Hz.İbrahim(as) ve Diriliş

“Allah, kendisine mülk verdi, diye Rabbi konusunda İbrahim’le tartışmaya gireni görmedin mi? Hani İbrahim: “Benim Rabbim diriltir ve öldürür” demişti; o da: “Ben de öldürür ve diriltirim” demişti. (O zaman) İbrahim: “Şüphe yok, Allah güneşi doğudan getirir, (hadi) sen de onu batıdan getir” deyince, o inkârcı böylece afallayıp kalmıştı. Allah, zalimler topluluğunu hidayete erdirmez.[1]”

Hani İbrahim: “Rabbim, bana ölüleri nasıl dirilttiğini göster” demişti. (Allah ona:) “İnanmıyor musun?” deyince, “Hayır (inandım), ancak kalbimin tatmin olması için” dedi. “Öyleyse, dört kuş tut. Onları kendine alıştır, sonra onları (parçalayıp) her bir parçasını bir dağın üzerine bırak, sonra da onları çağır. Sana koşarak gelirler. Bil ki, şüphesiz Allah, üstün ve güçlü olandır, hüküm ve hikmet sahibidir.[2]”

Hz. İbrahim (a.s) Allah’a şöyle sormuş: “Rabbim ölüleri nasıl dirilteceksin?” Cenabı Hak da “Ona inanmıyor musun?” deyince, Hz İbrahim, “İnanıyorum, Senin kudretin her şeye yeter.

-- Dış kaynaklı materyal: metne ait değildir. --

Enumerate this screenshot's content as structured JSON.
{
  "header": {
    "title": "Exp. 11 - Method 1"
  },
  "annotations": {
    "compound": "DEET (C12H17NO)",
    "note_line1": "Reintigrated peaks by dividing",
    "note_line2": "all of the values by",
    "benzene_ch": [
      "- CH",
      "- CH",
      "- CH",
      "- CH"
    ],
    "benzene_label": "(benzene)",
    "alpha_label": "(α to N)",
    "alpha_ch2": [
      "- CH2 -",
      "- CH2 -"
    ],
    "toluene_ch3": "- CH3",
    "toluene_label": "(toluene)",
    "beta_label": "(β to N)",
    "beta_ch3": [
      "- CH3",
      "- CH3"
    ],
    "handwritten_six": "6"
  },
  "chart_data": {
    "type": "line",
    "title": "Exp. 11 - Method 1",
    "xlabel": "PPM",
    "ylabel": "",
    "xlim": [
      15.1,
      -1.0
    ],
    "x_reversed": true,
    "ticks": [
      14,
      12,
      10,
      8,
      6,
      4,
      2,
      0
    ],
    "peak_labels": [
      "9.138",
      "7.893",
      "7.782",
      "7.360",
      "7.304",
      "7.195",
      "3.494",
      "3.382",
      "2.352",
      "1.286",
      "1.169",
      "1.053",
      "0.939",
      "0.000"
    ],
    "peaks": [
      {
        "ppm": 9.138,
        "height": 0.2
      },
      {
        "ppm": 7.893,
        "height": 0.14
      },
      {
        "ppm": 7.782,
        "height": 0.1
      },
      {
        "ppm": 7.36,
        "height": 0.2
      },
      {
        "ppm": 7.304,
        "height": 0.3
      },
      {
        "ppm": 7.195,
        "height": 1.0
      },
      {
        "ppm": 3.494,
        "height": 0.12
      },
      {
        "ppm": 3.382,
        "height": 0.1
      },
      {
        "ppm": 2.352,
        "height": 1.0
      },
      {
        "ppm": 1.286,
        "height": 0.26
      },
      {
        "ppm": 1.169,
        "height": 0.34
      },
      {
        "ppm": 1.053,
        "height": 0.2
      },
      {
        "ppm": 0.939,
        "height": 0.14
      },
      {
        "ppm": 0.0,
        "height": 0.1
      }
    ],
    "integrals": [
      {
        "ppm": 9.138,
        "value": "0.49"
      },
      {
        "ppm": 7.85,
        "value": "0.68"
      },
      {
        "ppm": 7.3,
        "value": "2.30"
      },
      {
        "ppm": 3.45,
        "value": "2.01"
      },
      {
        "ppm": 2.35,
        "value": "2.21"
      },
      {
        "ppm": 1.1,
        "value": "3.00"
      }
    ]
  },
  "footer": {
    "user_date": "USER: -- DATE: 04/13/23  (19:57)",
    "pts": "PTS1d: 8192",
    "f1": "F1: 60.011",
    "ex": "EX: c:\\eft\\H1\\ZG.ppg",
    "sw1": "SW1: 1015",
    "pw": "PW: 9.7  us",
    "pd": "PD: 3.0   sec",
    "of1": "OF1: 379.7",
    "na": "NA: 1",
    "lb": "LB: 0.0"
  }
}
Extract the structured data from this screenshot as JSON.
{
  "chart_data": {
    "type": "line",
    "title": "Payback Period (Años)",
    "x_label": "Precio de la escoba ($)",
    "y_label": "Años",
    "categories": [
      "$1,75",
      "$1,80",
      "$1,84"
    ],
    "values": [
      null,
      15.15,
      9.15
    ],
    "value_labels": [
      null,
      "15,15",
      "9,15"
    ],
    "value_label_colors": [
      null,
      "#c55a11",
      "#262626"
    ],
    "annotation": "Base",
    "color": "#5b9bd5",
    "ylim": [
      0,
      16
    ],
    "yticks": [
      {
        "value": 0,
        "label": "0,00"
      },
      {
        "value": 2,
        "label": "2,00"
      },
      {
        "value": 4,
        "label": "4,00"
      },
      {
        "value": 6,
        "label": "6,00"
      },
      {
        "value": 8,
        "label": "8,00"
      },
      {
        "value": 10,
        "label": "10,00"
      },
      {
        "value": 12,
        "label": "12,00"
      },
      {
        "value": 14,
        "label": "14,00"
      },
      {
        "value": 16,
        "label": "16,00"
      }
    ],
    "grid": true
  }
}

Lakin kalbimin tatmin olmasını istiyorum.” demiş. Bunun üzerine Cenabı Hak ona dört tane kuş alıp, bunları kendisine alıştırmasını, her birine bir isim vermesini sonra da bunları kesip kuş başı doğramasını, parçaları da karıştırmasını ve her bir parçasını bir dağın başına bırakmasını söyler.

Hz. İbrahim dört kuş alır. Onlara isim verir. Kesip, karıştırır. Her birini bir dağın başına bırakır. Sonra isimleri ile çağırmaya başlar. Birde bakar ki kuşlar yanına gelir. Cenabı Hak, onları diriltmiş ve Hz. İbrahim (a.s)’e uçurmuştur.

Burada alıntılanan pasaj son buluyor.